La apertura del Hogar Apóstol Santiago todavía no tiene fecha. Por el momento se ha procedido a la renovación del tejado y se realizarán otras reparaciones en el edificio, pero lo realmente complicado es la organización interna, ya que uno de los objetivos es que los residentes puedan valerse por sí mismos y una de las posibilidades es que trabajen la huerta o tengan algunos animales para garantizar el autoconsumo.

Acogida

No será la primera casa rectoral que cumple funciones de acogida en Carballo. En la de Lema ya hay una residente desde hace unos años ni tampoco el caso de la vivienda de A Brea sería pionero en cuando a donaciones. El Fogar de Dona Basilisa, en A Milagrosa, es un caso similar. Está dedicado a las mujeres con dificultades, que pueden llegar desde cualquier punto de Galicia y ya ha acogido a personas que han sido amenazadas o agredidas por sus parejas o se encuentran en otra situación delicada. También ha habido menores en esta situación.

La parroquia, sobre todo a través de Cáritas, facilita no solo la comida diaria a personas sin recursos sino formación. Doscientas personas asistieron el curso pasado a las clases. En la iniciativa participan empresas. Más de cien voluntarios se ocupan de atender todos los servicios. Las principales necesidades se centran el apoyo educativo a estudiantes con dificultades. Más de 80 pasaron el curso pasado por las aulas del centro social.

 

Oferta de servicios

De la red de servicios de la parroquia de Carballo dependen centenares de personas.

Hogar para mujeres Doña Basilisa. Para mujeres maltratadas y sus hijos. Ya está en funcionamiento. Depende de Cáritas de Santiago, porque atiende casos de toda Galicia.

Entrega de alimentos. Mensualmente Cáritas entrega bolsas de comida a 470 familias de la zona. Las épocas de mayor actividad son Navidad y las fiestas de San Xoán.

Comedor comunitario. Más de 25 personas sin recursos son atendidas diariamente.

Comedor sobre ruedas. Hay unos 34 beneficiarios, aunque el número suele cambiar porque se atienden casos puntuales.

Centro de día de Berdillo. Están ocupadas las 15 plazas disponibles.
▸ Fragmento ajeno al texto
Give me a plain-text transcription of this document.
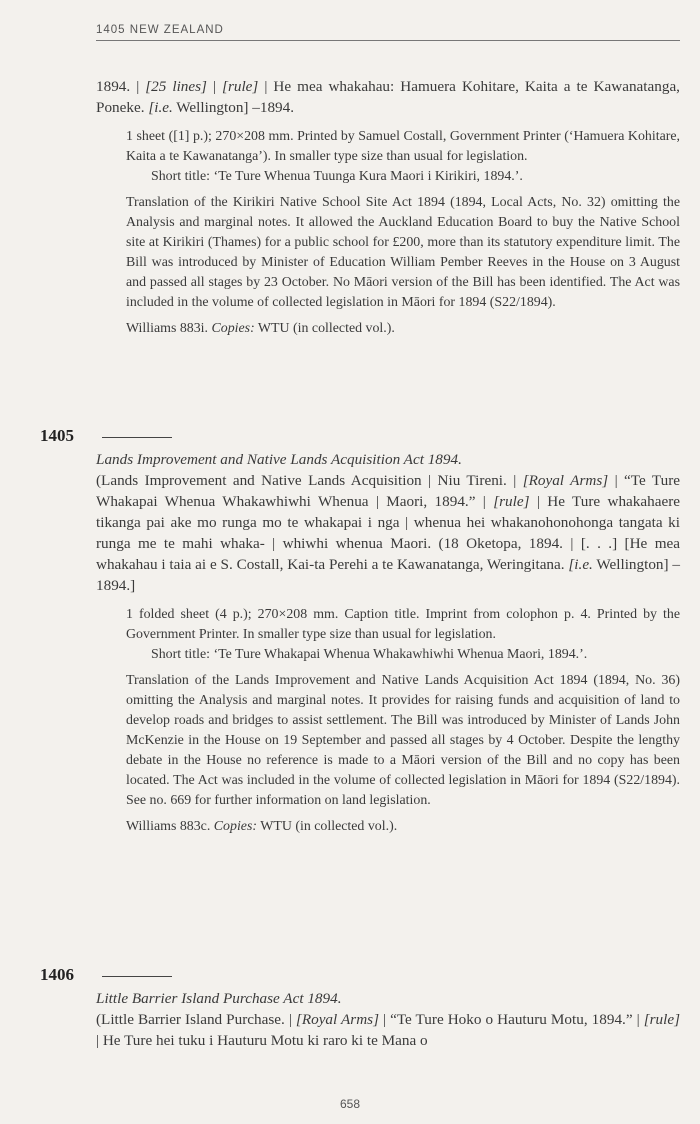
1405 NEW ZEALAND

1894. | [25 lines] | [rule] | He mea whakahau: Hamuera Kohitare, Kaita a te Kawanatanga, Poneke. [i.e. Wellington] –1894.

1 sheet ([1] p.); 270×208 mm. Printed by Samuel Costall, Government Printer (‘Hamuera Kohitare, Kaita a te Kawanatanga’). In smaller type size than usual for legislation.

Short title: ‘Te Ture Whenua Tuunga Kura Maori i Kirikiri, 1894.’.

Translation of the Kirikiri Native School Site Act 1894 (1894, Local Acts, No. 32) omitting the Analysis and marginal notes. It allowed the Auckland Education Board to buy the Native School site at Kirikiri (Thames) for a public school for £200, more than its statutory expenditure limit. The Bill was introduced by Minister of Education William Pember Reeves in the House on 3 August and passed all stages by 23 October. No Māori version of the Bill has been identified. The Act was included in the volume of collected legislation in Māori for 1894 (S22/1894).

Williams 883i. Copies: WTU (in collected vol.).

1405

Lands Improvement and Native Lands Acquisition Act 1894.

(Lands Improvement and Native Lands Acquisition | Niu Tireni. | [Royal Arms] | “Te Ture Whakapai Whenua Whakawhiwhi Whenua | Maori, 1894.” | [rule] | He Ture whakahaere tikanga pai ake mo runga mo te whakapai i nga | whenua hei whakanohonohonga tangata ki runga me te mahi whaka- | whiwhi whenua Maori. (18 Oketopa, 1894. | [. . .] [He mea whakahau i taia ai e S. Costall, Kai-ta Perehi a te Kawanatanga, Weringitana. [i.e. Wellington] –1894.]

1 folded sheet (4 p.); 270×208 mm. Caption title. Imprint from colophon p. 4. Printed by the Government Printer. In smaller type size than usual for legislation.

Short title: ‘Te Ture Whakapai Whenua Whakawhiwhi Whenua Maori, 1894.’.

Translation of the Lands Improvement and Native Lands Acquisition Act 1894 (1894, No. 36) omitting the Analysis and marginal notes. It provides for raising funds and acquisition of land to develop roads and bridges to assist settlement. The Bill was introduced by Minister of Lands John McKenzie in the House on 19 September and passed all stages by 4 October. Despite the lengthy debate in the House no reference is made to a Māori version of the Bill and no copy has been located. The Act was included in the volume of collected legislation in Māori for 1894 (S22/1894). See no. 669 for further information on land legislation.

Williams 883c. Copies: WTU (in collected vol.).

1406

Little Barrier Island Purchase Act 1894.

(Little Barrier Island Purchase. | [Royal Arms] | “Te Ture Hoko o Hauturu Motu, 1894.” | [rule] | He Ture hei tuku i Hauturu Motu ki raro ki te Mana o

658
Apoyo educativo. Más de ochenta estudiantes han recibido clases de ayuda a lo largo del curso. Algunos preparan este verano los exámenes de septiembre.

Vivienda de acogida. La casa tiene siete plazas y cinco de ellas están actualmente ocupadas. La estancia es solo temporal.

Albergue de transeúntes. La media semanal es 2 o 3 personas. Solo pueden estar un día o dos y Cáritas suele ayudar a los usuarios pagando el billete de autobús al destino elegido.

Ropero. También depende de Cáritas y durante el pasado curso atendió a 281 personas y envió 6 camiones a África.

 

Un ejemplo

La labor social que lleva a cabo la parroquia San Xoán de Carballo es insólita. Por la calidad y por la cantidad. Elogiada por unos y por otros, con independencia de credos y orientaciones, como se ha visto en numerosos actos públicos en los últimos años. Algo tendrá el agua cuando la bendicen, como se suele decir. Pero no son las loas políticas las importantes, sino las de la gente de a pie que ha tenido menos suerte en la vida. Mucha, por desgracia.